8/19/2005

Killing a bug the old fashioned way

The other day the wife was cleaning and came across a small roach. Her immediate reaction was to scream like a girl (appropriately so) and run away. Upon further reflection, she decided to take the initiative and take the fight to the enemy. Naturally, she needed a weapon. She didn’t use her natural defense, the foot; she didn’t even take off her shoe and smack it. She fell back and looked for something with which to kill the retched bug. She forewent the Raid (I guess it wasn’t a Kurdish roach or she would have used the chemical weapon). Eventually, she used the traditional anti-roach weapon; the one used by our ancestors: the hammer. Fearing the strong defenses of the roach, she apparently though that only a nine inch, stainless steel claw hammer could smite the bug.

Naturally, she missed with her first swing. The roach ran under a sheet of paper, and Lauren thought it would be fun to start pummeling the entire sheet.

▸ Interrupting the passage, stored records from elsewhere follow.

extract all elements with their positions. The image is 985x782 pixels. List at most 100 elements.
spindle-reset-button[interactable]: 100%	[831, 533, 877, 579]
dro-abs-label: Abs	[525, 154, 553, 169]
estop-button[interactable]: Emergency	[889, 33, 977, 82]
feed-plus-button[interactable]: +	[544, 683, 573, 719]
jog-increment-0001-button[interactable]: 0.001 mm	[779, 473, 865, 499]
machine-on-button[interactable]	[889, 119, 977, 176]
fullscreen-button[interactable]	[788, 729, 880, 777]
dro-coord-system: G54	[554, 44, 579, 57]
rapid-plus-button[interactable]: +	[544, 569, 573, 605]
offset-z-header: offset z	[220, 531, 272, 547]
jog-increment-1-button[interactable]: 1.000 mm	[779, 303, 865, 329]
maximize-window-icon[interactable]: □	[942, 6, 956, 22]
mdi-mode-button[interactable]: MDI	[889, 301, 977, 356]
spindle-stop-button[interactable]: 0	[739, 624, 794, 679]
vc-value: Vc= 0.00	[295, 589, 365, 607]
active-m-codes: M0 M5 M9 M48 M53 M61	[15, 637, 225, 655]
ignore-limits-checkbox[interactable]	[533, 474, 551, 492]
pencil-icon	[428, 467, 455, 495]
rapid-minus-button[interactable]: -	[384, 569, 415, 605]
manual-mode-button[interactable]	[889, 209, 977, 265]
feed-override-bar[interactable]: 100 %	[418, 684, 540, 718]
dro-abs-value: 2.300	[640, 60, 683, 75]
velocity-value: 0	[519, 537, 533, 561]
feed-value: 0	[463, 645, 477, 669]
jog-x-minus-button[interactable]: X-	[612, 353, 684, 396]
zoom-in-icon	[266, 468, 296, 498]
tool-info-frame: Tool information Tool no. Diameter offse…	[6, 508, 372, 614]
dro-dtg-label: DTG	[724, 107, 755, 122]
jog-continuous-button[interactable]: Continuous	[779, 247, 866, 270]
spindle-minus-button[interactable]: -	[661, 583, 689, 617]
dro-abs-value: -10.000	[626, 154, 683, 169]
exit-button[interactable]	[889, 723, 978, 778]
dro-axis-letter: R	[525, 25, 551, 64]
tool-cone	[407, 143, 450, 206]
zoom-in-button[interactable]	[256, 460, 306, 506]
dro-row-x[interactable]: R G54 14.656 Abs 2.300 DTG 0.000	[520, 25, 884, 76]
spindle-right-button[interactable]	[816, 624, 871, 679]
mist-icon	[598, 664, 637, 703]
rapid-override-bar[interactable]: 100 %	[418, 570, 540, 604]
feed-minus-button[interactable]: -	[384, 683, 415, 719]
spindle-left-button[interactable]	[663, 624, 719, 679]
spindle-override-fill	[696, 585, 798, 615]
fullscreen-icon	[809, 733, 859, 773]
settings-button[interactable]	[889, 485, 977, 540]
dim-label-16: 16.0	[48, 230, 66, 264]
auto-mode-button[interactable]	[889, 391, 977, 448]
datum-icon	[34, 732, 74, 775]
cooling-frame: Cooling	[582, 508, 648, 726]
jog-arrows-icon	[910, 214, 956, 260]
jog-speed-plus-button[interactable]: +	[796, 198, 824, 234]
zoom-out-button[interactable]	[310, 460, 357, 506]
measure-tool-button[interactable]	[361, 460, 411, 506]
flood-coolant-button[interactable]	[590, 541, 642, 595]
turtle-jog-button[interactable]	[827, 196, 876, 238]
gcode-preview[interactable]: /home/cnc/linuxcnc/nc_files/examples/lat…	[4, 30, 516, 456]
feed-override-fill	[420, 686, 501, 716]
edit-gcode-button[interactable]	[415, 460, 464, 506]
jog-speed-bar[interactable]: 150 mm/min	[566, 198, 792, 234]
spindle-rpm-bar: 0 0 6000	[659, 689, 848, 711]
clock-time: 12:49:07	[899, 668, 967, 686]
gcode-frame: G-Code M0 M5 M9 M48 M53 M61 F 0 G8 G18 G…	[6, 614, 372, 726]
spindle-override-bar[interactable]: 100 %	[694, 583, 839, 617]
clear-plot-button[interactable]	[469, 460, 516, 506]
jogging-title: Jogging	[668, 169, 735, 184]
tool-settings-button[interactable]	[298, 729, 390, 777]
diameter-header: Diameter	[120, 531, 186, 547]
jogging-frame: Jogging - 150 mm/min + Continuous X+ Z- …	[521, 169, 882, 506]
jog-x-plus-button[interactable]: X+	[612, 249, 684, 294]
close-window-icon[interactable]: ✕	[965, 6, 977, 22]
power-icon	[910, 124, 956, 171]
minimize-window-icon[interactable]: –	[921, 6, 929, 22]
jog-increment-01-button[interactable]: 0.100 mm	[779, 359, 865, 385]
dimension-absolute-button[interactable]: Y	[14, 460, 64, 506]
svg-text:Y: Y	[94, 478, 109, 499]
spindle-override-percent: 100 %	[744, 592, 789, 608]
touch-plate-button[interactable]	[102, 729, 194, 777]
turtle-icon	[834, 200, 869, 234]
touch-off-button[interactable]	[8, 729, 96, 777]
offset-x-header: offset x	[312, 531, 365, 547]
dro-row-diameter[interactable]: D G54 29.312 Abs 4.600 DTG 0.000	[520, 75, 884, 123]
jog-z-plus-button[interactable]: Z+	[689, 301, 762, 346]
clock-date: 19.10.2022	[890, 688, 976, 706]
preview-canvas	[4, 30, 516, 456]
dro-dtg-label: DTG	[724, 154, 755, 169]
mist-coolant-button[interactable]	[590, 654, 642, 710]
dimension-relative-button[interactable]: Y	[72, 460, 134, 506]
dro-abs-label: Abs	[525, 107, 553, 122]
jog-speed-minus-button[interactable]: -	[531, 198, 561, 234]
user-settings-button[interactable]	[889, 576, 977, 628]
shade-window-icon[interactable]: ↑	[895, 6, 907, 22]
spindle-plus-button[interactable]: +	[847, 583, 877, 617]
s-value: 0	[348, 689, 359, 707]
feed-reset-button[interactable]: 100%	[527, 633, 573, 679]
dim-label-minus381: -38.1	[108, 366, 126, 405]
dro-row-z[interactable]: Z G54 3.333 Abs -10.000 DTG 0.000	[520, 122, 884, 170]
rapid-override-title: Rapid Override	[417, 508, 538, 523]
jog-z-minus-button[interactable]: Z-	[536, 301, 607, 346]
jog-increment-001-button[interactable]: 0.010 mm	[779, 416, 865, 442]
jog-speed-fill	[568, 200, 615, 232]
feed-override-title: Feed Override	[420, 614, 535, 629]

She’s moderately sure that won the battle, though I don’t want to think of how many divots she put in the floor; it probably looks like central France circa 1916. I’m just glad the hammer was closer than the guns.

6 Comments:

At 5:42 AM, August 20, 2005, Blogger Steve said...

A retched roach? One that you vomited? Surely you meant wretched...
although retched certainly is more colorful...

 
At 10:29 AM, August 20, 2005, Blogger Sam said...

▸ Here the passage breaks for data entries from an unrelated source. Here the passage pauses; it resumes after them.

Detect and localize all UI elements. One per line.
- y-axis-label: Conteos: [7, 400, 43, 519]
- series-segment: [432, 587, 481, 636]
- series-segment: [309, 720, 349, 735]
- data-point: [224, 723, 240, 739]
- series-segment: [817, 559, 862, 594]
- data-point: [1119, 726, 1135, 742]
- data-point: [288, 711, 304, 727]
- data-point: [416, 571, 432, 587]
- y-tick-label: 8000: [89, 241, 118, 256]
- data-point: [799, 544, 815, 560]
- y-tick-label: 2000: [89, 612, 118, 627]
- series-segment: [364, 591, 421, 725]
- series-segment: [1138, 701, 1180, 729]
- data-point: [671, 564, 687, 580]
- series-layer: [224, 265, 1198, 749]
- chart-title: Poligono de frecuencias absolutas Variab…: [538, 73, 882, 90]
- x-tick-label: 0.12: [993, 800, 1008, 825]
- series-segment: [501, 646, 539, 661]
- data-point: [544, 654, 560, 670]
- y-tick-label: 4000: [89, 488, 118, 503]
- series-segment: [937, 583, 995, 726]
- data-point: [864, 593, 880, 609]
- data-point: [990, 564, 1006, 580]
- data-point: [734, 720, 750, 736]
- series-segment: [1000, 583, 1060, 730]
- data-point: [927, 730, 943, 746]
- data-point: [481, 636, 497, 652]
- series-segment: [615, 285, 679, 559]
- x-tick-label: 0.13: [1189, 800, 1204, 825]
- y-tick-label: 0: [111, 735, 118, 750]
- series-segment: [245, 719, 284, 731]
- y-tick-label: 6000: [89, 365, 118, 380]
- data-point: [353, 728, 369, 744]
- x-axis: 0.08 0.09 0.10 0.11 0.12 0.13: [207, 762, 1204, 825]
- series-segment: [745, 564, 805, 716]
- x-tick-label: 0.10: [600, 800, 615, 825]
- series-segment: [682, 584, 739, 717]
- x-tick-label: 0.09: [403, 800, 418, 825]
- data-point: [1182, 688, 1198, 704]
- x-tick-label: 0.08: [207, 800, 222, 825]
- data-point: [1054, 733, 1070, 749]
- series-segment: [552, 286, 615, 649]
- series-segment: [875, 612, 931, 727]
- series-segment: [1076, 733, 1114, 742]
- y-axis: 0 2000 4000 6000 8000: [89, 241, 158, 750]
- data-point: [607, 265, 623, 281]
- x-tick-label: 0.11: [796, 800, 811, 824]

This is why I need a proof reader. I knew that wasn't how to spell "wretched," but the spell checker didn't flag the word. I hate words.

 
At 9:54 PM, August 20, 2005, Blogger red.hot.mamma! said...

Steve, you might just surpass me as the spelling freak. I will gladly relinquish the title.

 
At 9:48 AM, August 21, 2005, Blogger particleman said...

people, people, there's one more spelling error. can you see it? only the true spelling freaks would be able to see that where sam said "though" in the last sentence of the first paragraph, he meant thought, with a 't.'

if i don't make it as a lawyer, i might make it as a spell-checker. sweet.

 
At 11:32 AM, August 21, 2005, Blogger Steve said...

Well, I did finish 14th in the St. Louis regional spelling bee (where the top 5 qualified to go to Washington for the Scripps-Howard National Bee) in 1986. Sam, I think you may have been out of diapers then.

 
At 2:06 PM, August 21, 2005, Blogger Sam said...

I'm glad I can amuse all of you with this blog. I was hoping that I would do so with my rapier wit, but I'll settle for giving you a scavenger hunt for spelling errors. I'm placing the blame for my spelling prowess on the public school system. If we had either (1) vouchers, (2) the Robin Hood plan, (3) a flat tax or (4) abolished the Department of Education back in ‘86, I'm sure I'd know how to spell. Or I'd have to come up with another list of excuses.